With video footage of Ray Rice knocking out his then fiancee in an elevator and a subsequent newsreel of players with domestic violence charges, all eyes are on the NFL’s new policies regarding domestic violence.
Now, a player convicted of domestic violence will sit out six games on the first offense. On the second offense, a lifetime ban from playing in the NFL will be issued.
October marks Domestic Violence Awareness Month, highlighting the harsh reality that the NFL acts as a microcosm of society rather than a shameful outlier.
One in three women has been the victim of physical violence by an intimate partner, according to the National Coalition Against Domestic Violence. Approximately 42.4 million women in the U.S. have experienced rape, violence or stalking by a partner in their lifetime.
Oftentimes, domestic violence incidents are wrapped in a cycle of power and control by the abuser.
“Statistics show the average number of times a victim will leave and return to their abuser is seven times before they decide to leave for good,” Sgt. Stephanie Jackson of the Tulsa Police Department (TPD) said in an emailed statement. “The most dangerous time for our victims is when the decision has been made to leave the abuser.”
Oklahoma is no exception to national domestic violence stats.

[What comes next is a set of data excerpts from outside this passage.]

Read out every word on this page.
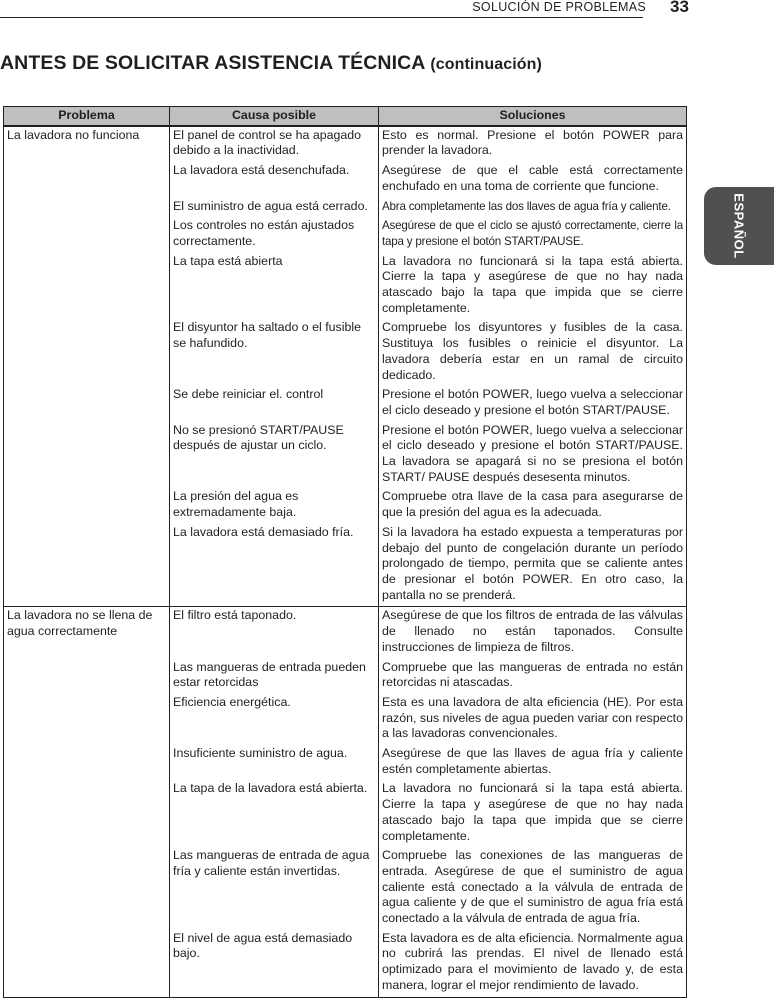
SOLUCIÓN DE PROBLEMAS 33
ANTES DE SOLICITAR ASISTENCIA TÉCNICA (continuación)
ESPAÑOL
Problema	Causa posible	Soluciones
La lavadora no funciona	El panel de control se ha apagado debido a la inactividad.	Esto es normal. Presione el botón POWER para prender la lavadora.
	La lavadora está desenchufada.	Asegúrese de que el cable está correctamente enchufado en una toma de corriente que funcione.
	El suministro de agua está cerrado.	Abra completamente las dos llaves de agua fría y caliente.
	Los controles no están ajustados correctamente.	Asegúrese de que el ciclo se ajustó correctamente, cierre la tapa y presione el botón START/PAUSE.
	La tapa está abierta	La lavadora no funcionará si la tapa está abierta. Cierre la tapa y asegúrese de que no hay nada atascado bajo la tapa que impida que se cierre completamente.
	El disyuntor ha saltado o el fusible se hafundido.	Compruebe los disyuntores y fusibles de la casa. Sustituya los fusibles o reinicie el disyuntor. La lavadora debería estar en un ramal de circuito dedicado.
	Se debe reiniciar el. control	Presione el botón POWER, luego vuelva a seleccionar el ciclo deseado y presione el botón START/PAUSE.
	No se presionó START/PAUSE después de ajustar un ciclo.	Presione el botón POWER, luego vuelva a seleccionar el ciclo deseado y presione el botón START/PAUSE. La lavadora se apagará si no se presiona el botón START/ PAUSE después desesenta minutos.
	La presión del agua es extremadamente baja.	Compruebe otra llave de la casa para asegurarse de que la presión del agua es la adecuada.
	La lavadora está demasiado fría.	Si la lavadora ha estado expuesta a temperaturas por debajo del punto de congelación durante un período prolongado de tiempo, permita que se caliente antes de presionar el botón POWER. En otro caso, la pantalla no se prenderá.
La lavadora no se llena de agua correctamente	El filtro está taponado.	Asegúrese de que los filtros de entrada de las válvulas de llenado no están taponados. Consulte instrucciones de limpieza de filtros.
	Las mangueras de entrada pueden estar retorcidas	Compruebe que las mangueras de entrada no están retorcidas ni atascadas.
	Eficiencia energética.	Esta es una lavadora de alta eficiencia (HE). Por esta razón, sus niveles de agua pueden variar con respecto a las lavadoras convencionales.
	Insuficiente suministro de agua.	Asegúrese de que las llaves de agua fría y caliente estén completamente abiertas.
	La tapa de la lavadora está abierta.	La lavadora no funcionará si la tapa está abierta. Cierre la tapa y asegúrese de que no hay nada atascado bajo la tapa que impida que se cierre completamente.
	Las mangueras de entrada de agua fría y caliente están invertidas.	Compruebe las conexiones de las mangueras de entrada. Asegúrese de que el suministro de agua caliente está conectado a la válvula de entrada de agua caliente y de que el suministro de agua fría está conectado a la válvula de entrada de agua fría.
	El nivel de agua está demasiado bajo.	Esta lavadora es de alta eficiencia. Normalmente agua no cubrirá las prendas. El nivel de llenado está optimizado para el movimiento de lavado y, de esta manera, lograr el mejor rendimiento de lavado.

According to a 2010 study by The Violence Policy Center, Oklahoma ranked 17 in the nation for number of females murdered by men in single victim/single offender incidents. In 2009, 18,686 adults and children sought help from Oklahoma’s 30 certified domestic violence programs.
Jackson, a TPD family violence unit supervisor, said certain initiatives are in place to combat the cycle of domestic violence, including the Victim’s Rights Card, the High Lethality Rapid Intervention Team that assesses lethality in an incident and the Family Safety Center.

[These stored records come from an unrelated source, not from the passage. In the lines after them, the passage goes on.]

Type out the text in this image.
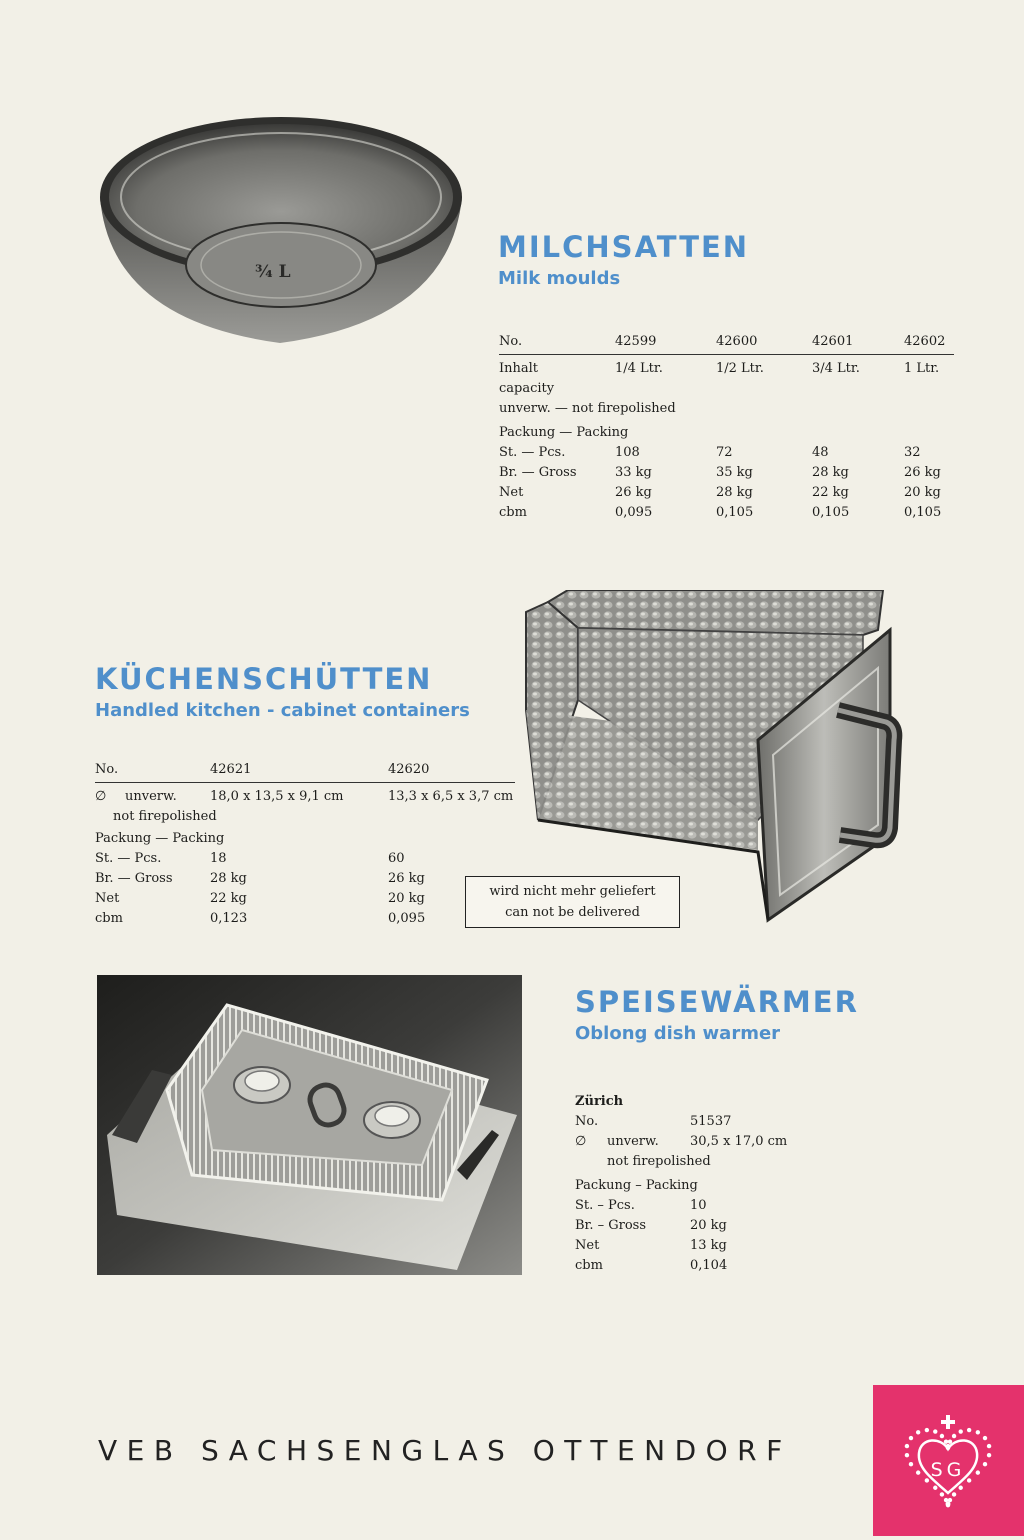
¾ L
MILCHSATTEN
Milk moulds
No.	42599	42600	42601	42602
Inhalt	1/4 Ltr.	1/2 Ltr.	3/4 Ltr.	1 Ltr.
capacity				
unverw. — not firepolished				
Packung — Packing				
St. — Pcs.	108	72	48	32
Br. — Gross	33 kg	35 kg	28 kg	26 kg
Net	26 kg	28 kg	22 kg	20 kg
cbm	0,095	0,105	0,105	0,105
KÜCHENSCHÜTTEN
Handled kitchen - cabinet containers
No.	42621	42620
∅ unverw.	18,0 x 13,5 x 9,1 cm	13,3 x 6,5 x 3,7 cm
not firepolished		
Packung — Packing		
St. — Pcs.	18	60
Br. — Gross	28 kg	26 kg
Net	22 kg	20 kg
cbm	0,123	0,095
wird nicht mehr geliefert
can not be delivered
SPEISEWÄRMER
Oblong dish warmer
Zürich	
No.	51537
∅ unverw.	30,5 x 17,0 cm
not firepolished	
Packung – Packing	
St. – Pcs.	10
Br. – Gross	20 kg
Net	13 kg
cbm	0,104
VEB SACHSENGLAS OTTENDORF
SG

When an officer arrives on the scene, a victim’s rights card will be handed to the victim that asks additional danger assessment questions that is unique to domestic violence incidents.
“We understand it is a hard step in the process because of the family dynamics that play a factor in every case. This is not some stranger our victims don’t know, instead it is their loved one,” Jackson said. “Love may break your heart at times, but it should never break your bones.”